Why businesses should keep contractors through IR35 regulations

by Heat Recruitment

IR35 regulations impacting the private sector are the cause of key changes to the workforce – with some companies re-evaluating their relationships with current contractors. Unfortunately, some of these changes have been executed on the back of confusion from what IR35 regulation actually demands.

A risk-free approach to IR35: the right solution or a step too far?

Already, banks such as Barclays, HSBC and Tesco Bank have informed contractors that they will continue to engage them if it is on a PAYE basis as an employee. Meanwhile, Lloyds Bank opted for the nuclear approach in its decision to fire all current contractors and close any opportunities to contractors in the future.

Naturally, the trend is influencing firms to follow suit, and contractors throughout the UK have revealed how some of the largest employers have forced upon them the ultimatum of either joining their workforce or quitting altogether. While organisations aren’t wrong to want to minimise liability by adopting this risk-free approach to compliance, it’s a strategy which is both wholly unnecessary and potentially self-destructive given the UK’s skills shortage.

What is IR35 and what does it mean for your business?

Dubbed as the biggest revenue raiser on the autumn 2018 budget, the introduction of IR35 to the private sector intended to clamp down on contractors operating in what HMRC describes as ‘disguised employment’ – that is to say, working off the payroll through an intermediary such as a limited company to circumvent the need to pay the tax rates due for contractors. Indeed, figures from the government’s own research predict that the change to how IR35 regulations are applied will generate an estimated £1.3bn a year by the 2023-24 financial year.

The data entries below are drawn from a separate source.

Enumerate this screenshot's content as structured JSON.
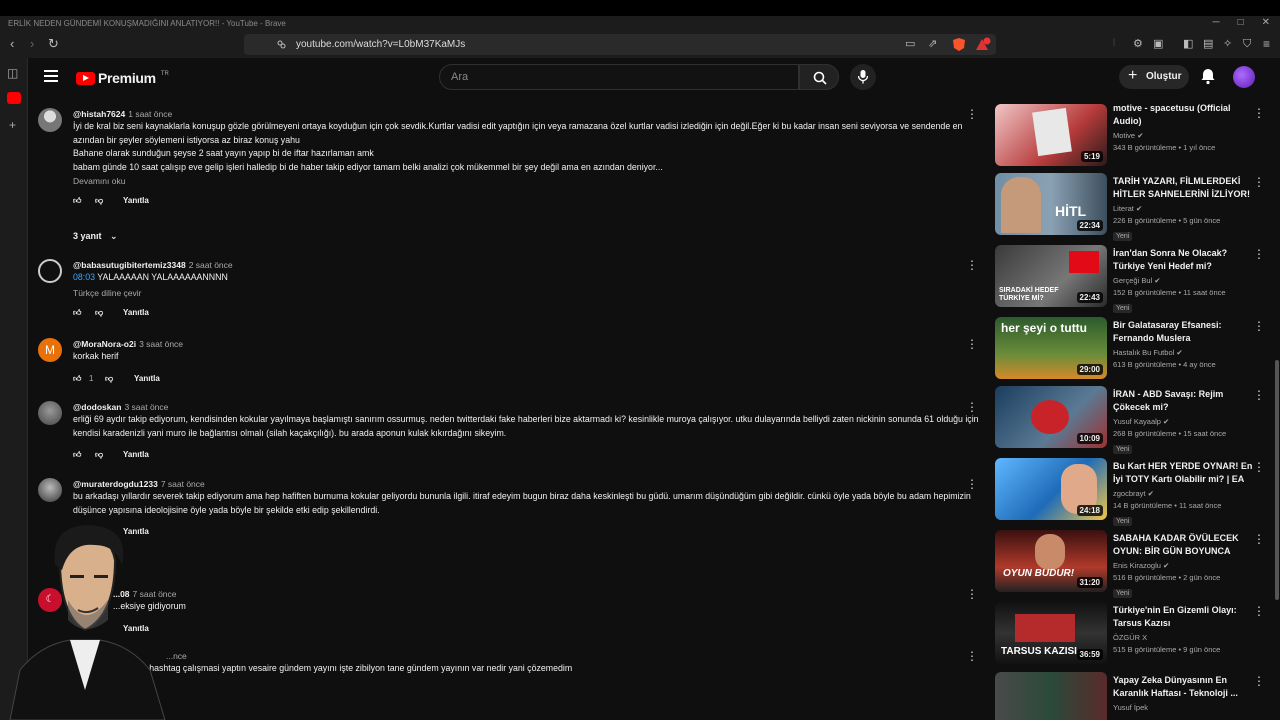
{
  "browser": {
    "window_title": "ERLİK NEDEN GÜNDEMİ KONUŞMADIĞINI ANLATIYOR!! - YouTube - Brave",
    "url": "youtube.com/watch?v=L0bM37KaMJs"
  },
  "header": {
    "logo_text": "Premium",
    "logo_tr": "TR",
    "search_placeholder": "Ara",
    "create_label": "Oluştur"
  },
  "labels": {
    "reply": "Yanıtla",
    "read_more": "Devamını oku",
    "translate": "Türkçe diline çevir",
    "replies_toggle": "3 yanıt"
  },
  "comments": [
    {
      "author": "@histah7624",
      "time": "1 saat önce",
      "text": "İyi de kral biz seni kaynaklarla konuşup gözle görülmeyeni ortaya koyduğun için çok sevdik.Kurtlar vadisi edit yaptığın için veya ramazana özel kurtlar vadisi izlediğin için değil.Eğer ki bu kadar insan seni seviyorsa ve sendende en azından bir şeyler söylemeni istiyorsa az biraz konuş yahu\nBahane olarak sunduğun şeyse 2 saat yayın yapıp bi de iftar hazırlaman amk\nbabam günde 10 saat çalışıp eve gelip işleri halledip bi de haber takip ediyor tamam belki analizi çok mükemmel bir şey değil ama en azından deniyor..."
    },
    {
      "author": "@babasutugibitertemiz3348",
      "time": "2 saat önce",
      "timestamp": "08:03",
      "text": " YALAAAAAN YALAAAAAANNNN"
    },
    {
      "author": "@MoraNora-o2i",
      "time": "3 saat önce",
      "text": "korkak herif",
      "likes": "1"
    },
    {
      "author": "@dodoskan",
      "time": "3 saat önce",
      "text": "erliği 69 aydır takip ediyorum, kendisinden kokular yayılmaya başlamıştı sanırım ossurmuş. neden twitterdaki fake haberleri bize aktarmadı ki? kesinlikle muroya çalışıyor. utku dulayarında belliydi zaten nickinin sonunda 61 olduğu için kendisi karadenizli yani muro ile bağlantısı olmalı (silah kaçakçılığı). bu arada aponun kulak kıkırdağını sikeyim."
    },
    {
      "author": "@muraterdogdu1233",
      "time": "7 saat önce",
      "text": "bu arkadaşı yıllardır severek takip ediyorum ama hep hafiften burnuma kokular geliyordu bununla ilgili. itiraf edeyim bugun biraz daha keskinleşti bu güdü. umarım düşündüğüm gibi değildir. cünkü öyle yada böyle bu adam hepimizin düşünce yapısına ideolojisine öyle yada böyle bir şekilde etki edip şekillendirdi."
    },
    {
      "author": "...08",
      "time": "7 saat önce",
      "text": "...eksiye gidiyorum"
    },
    {
      "author": "",
      "time": "...nce",
      "text": "...nuştun hashtag çalışmasi yaptın vesaire gündem yayını işte zibilyon tane gündem yayının var nedir yani çözemedim"
    }
  ],
  "related": [
    {
      "title": "motive - spacetusu (Official Audio)",
      "channel": "Motive",
      "meta": "343 B görüntüleme • 1 yıl önce",
      "duration": "5:19",
      "badge": ""
    },
    {
      "title": "TARİH YAZARI, FİLMLERDEKİ HİTLER SAHNELERİNİ İZLİYOR!",
      "channel": "Literat",
      "meta": "226 B görüntüleme • 5 gün önce",
      "duration": "22:34",
      "badge": "Yeni",
      "thumb_text": "HİTL"
    },
    {
      "title": "İran'dan Sonra Ne Olacak? Türkiye Yeni Hedef mi?",
      "channel": "Gerçeği Bul",
      "meta": "152 B görüntüleme • 11 saat önce",
      "duration": "22:43",
      "badge": "Yeni",
      "thumb_text": "SIRADAKİ HEDEF TÜRKİYE Mİ?"
    },
    {
      "title": "Bir Galatasaray Efsanesi: Fernando Muslera",
      "channel": "Hastalık Bu Futbol",
      "meta": "613 B görüntüleme • 4 ay önce",
      "duration": "29:00",
      "badge": "",
      "thumb_text": "her şeyi o tuttu"
    },
    {
      "title": "İRAN - ABD Savaşı: Rejim Çökecek mi?",
      "channel": "Yusuf Kayaalp",
      "meta": "268 B görüntüleme • 15 saat önce",
      "duration": "10:09",
      "badge": "Yeni"
    },
    {
      "title": "Bu Kart HER YERDE OYNAR! En İyi TOTY Kartı Olabilir mi? | EA ...",
      "channel": "zgocbrayt",
      "meta": "14 B görüntüleme • 11 saat önce",
      "duration": "24:18",
      "badge": "Yeni"
    },
    {
      "title": "SABAHA KADAR ÖVÜLECEK OYUN: BİR GÜN BOYUNCA GO...",
      "channel": "Enis Kirazoglu",
      "meta": "516 B görüntüleme • 2 gün önce",
      "duration": "31:20",
      "badge": "Yeni",
      "thumb_text": "OYUN BUDUR!"
    },
    {
      "title": "Türkiye'nin En Gizemli Olayı: Tarsus Kazısı",
      "channel": "ÖZGÜR X",
      "meta": "515 B görüntüleme • 9 gün önce",
      "duration": "36:59",
      "badge": "",
      "thumb_text": "TARSUS KAZISI"
    },
    {
      "title": "Yapay Zeka Dünyasının En Karanlık Haftası - Teknoloji ...",
      "channel": "Yusuf İpek",
      "meta": "",
      "duration": "",
      "badge": ""
    }
  ]
}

IR35 has already been the source of confusion to business leaders across the private sector who fear the only route to compliance is to employ contractors directly or let them go – and, according to research from Brookson Legal, the feeling is mutual for contractors. In a survey of more than 500 contractors that asked how they would respond if an employer found them to fall under IR35, three in five said they would seek alternative work with other businesses.

The key change prompting firms to take cover is the shift in liability. If a contract is deemed to fall inside IR35 regulations, then the fees paid to the contractor are deemed to be a salary, from which employee taxes should be deducted. Under IR35, it will be the responsibility of the hiring company to pay those taxes as opposed to the contractor’s limited company.

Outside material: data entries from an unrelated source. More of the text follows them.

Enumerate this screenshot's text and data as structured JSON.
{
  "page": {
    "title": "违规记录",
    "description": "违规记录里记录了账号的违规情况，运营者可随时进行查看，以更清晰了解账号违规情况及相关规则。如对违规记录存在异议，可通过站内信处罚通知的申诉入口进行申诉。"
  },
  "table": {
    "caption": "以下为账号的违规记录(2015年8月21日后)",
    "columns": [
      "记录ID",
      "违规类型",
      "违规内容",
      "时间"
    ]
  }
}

Retaining top talent while remaining compliant

Realistically, IR35 regulations shouldn’t prompt firms to push valuable talent away. On the contrary, regulations simply encourage leaders to ensure all working relationships with contractors are compliant by defining the status of the contractor against HMRC’s criteria for tax purposes. Their checklist includes whether that person can do the job and is there a right of substitution? How much control the employer has over the methods used by contractor to do the job and whether the company is obliged to offer the contractor work.

Surely, during a persistent talent shortage, a blanket-removal of all contractors is counter-productive to business growth and profitability. This in mind, the future workforce should not be about removing contractors for the sake of reducing risk but rather about assessing relationships, offering employment where necessary but retaining contracts that fall outside of IR35 to maintain productivity and retain the competitive edge.